Tolvaptan, an orally active non-peptide arginine vasopressin V2 receptor antagonist, reduces ascites in rats with chronic liver injury


  • Conflict of interest: All authors are employees of Otsuka Pharmaceutical, which is developing tolvaptan.



This is a non-clinical, proof of concept study, showing that tolvaptan has efficacy in reducing ascites in chronic liver injury, using a rat model induced by repeated dimethylnitrosamine (DMNA) injection.


A rat model of chronic liver injury was induced by 10 mg/kg of repeated i.p. injection with DMNA for 6–9 weeks. Tolvaptan was administrated to rats that showed obvious and stable ascites, and abdominal circumference was evaluated as a surrogate marker of ascites volume. Rats were placed in metabolic cages with free access to food and water to collect urine over a 24-h period.

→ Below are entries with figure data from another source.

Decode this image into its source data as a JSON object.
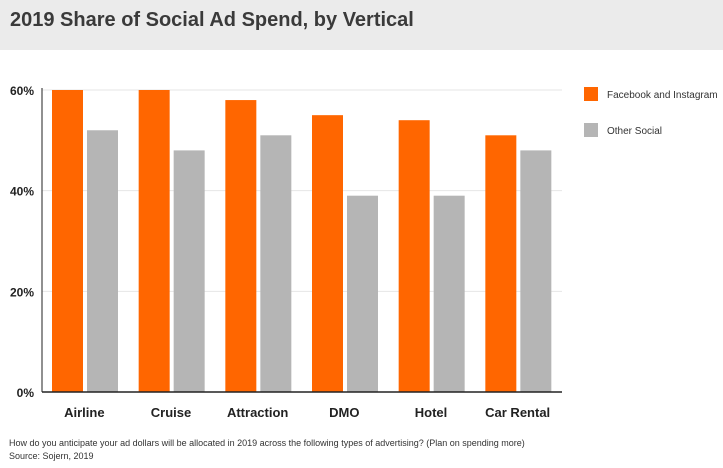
{
  "title": "2019 Share of Social Ad Spend, by Vertical",
  "footnote": {
    "question": "How do you anticipate your ad dollars will be allocated in 2019 across the following types of advertising? (Plan on spending more)",
    "source": "Source: Sojern, 2019"
  },
  "colors": {
    "facebook": "#ff6600",
    "other": "#b5b5b5",
    "grid": "#e6e6e6",
    "axis": "#222222"
  },
  "chart_data": {
    "type": "bar",
    "title": "2019 Share of Social Ad Spend, by Vertical",
    "categories": [
      "Airline",
      "Cruise",
      "Attraction",
      "DMO",
      "Hotel",
      "Car Rental"
    ],
    "series": [
      {
        "name": "Facebook and Instagram",
        "color": "#ff6600",
        "values": [
          60,
          60,
          58,
          55,
          54,
          51
        ]
      },
      {
        "name": "Other Social",
        "color": "#b5b5b5",
        "values": [
          52,
          48,
          51,
          39,
          39,
          48
        ]
      }
    ],
    "ylim": [
      0,
      60
    ],
    "yticks": [
      0,
      20,
      40,
      60
    ],
    "ytick_labels": [
      "0%",
      "20%",
      "40%",
      "60%"
    ],
    "xlabel": "",
    "ylabel": "",
    "grid": true,
    "legend_position": "right"
  }
}
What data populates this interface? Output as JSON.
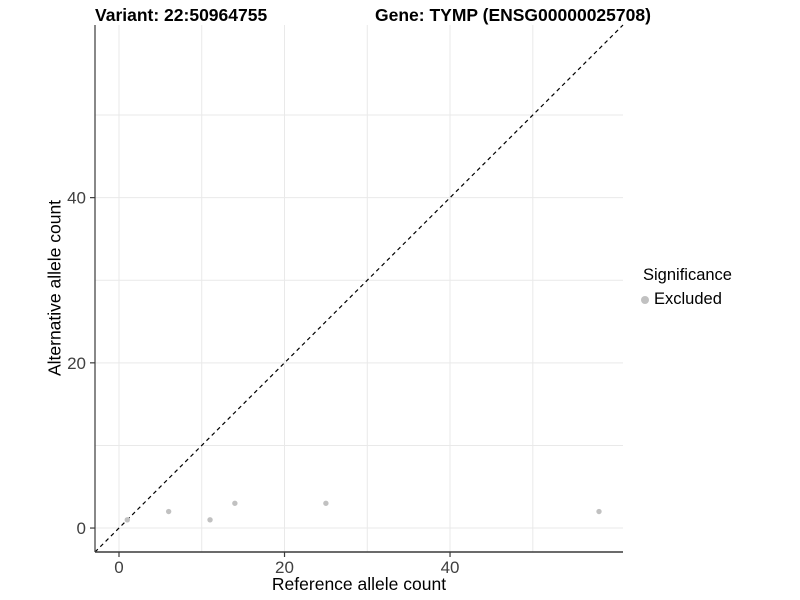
{
  "titles": {
    "variant": "Variant: 22:50964755",
    "gene": "Gene: TYMP (ENSG00000025708)"
  },
  "chart_data": {
    "type": "scatter",
    "title_left": "Variant: 22:50964755",
    "title_right": "Gene: TYMP (ENSG00000025708)",
    "xlabel": "Reference allele count",
    "ylabel": "Alternative allele count",
    "xlim": [
      -2.9,
      60.9
    ],
    "ylim": [
      -2.9,
      60.9
    ],
    "xticks": [
      0,
      20,
      40
    ],
    "yticks": [
      0,
      20,
      40
    ],
    "gridlines": {
      "x": [
        0,
        10,
        20,
        30,
        40,
        50
      ],
      "y": [
        0,
        10,
        20,
        30,
        40,
        50
      ]
    },
    "identity_line": {
      "style": "dashed",
      "equation": "y = x",
      "color": "#000000"
    },
    "series": [
      {
        "name": "Excluded",
        "color": "#c1c1c1",
        "points": [
          [
            1,
            1
          ],
          [
            6,
            2
          ],
          [
            11,
            1
          ],
          [
            14,
            3
          ],
          [
            25,
            3
          ],
          [
            58,
            2
          ]
        ]
      }
    ],
    "legend": {
      "title": "Significance",
      "position": "right",
      "items": [
        {
          "label": "Excluded",
          "color": "#c1c1c1"
        }
      ]
    }
  }
}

Oral tolvaptan (1 and 3 mg/kg) promoted a remarkable diuretic effect, decreasing bodyweight and abdominal circumference in a dose-dependent manner. Plasma sodium concentration was increased by tolvaptan due to the large amount of free-water excretion following tolvaptan administration.


Tolvaptan had therapeutic efficacy in the reduction of ascites in rats with chronic liver injury. These results are consistent with the clinical data showing tolvaptan has therapeutic implications in the reduction of ascites in patients with decompensated cirrhosis.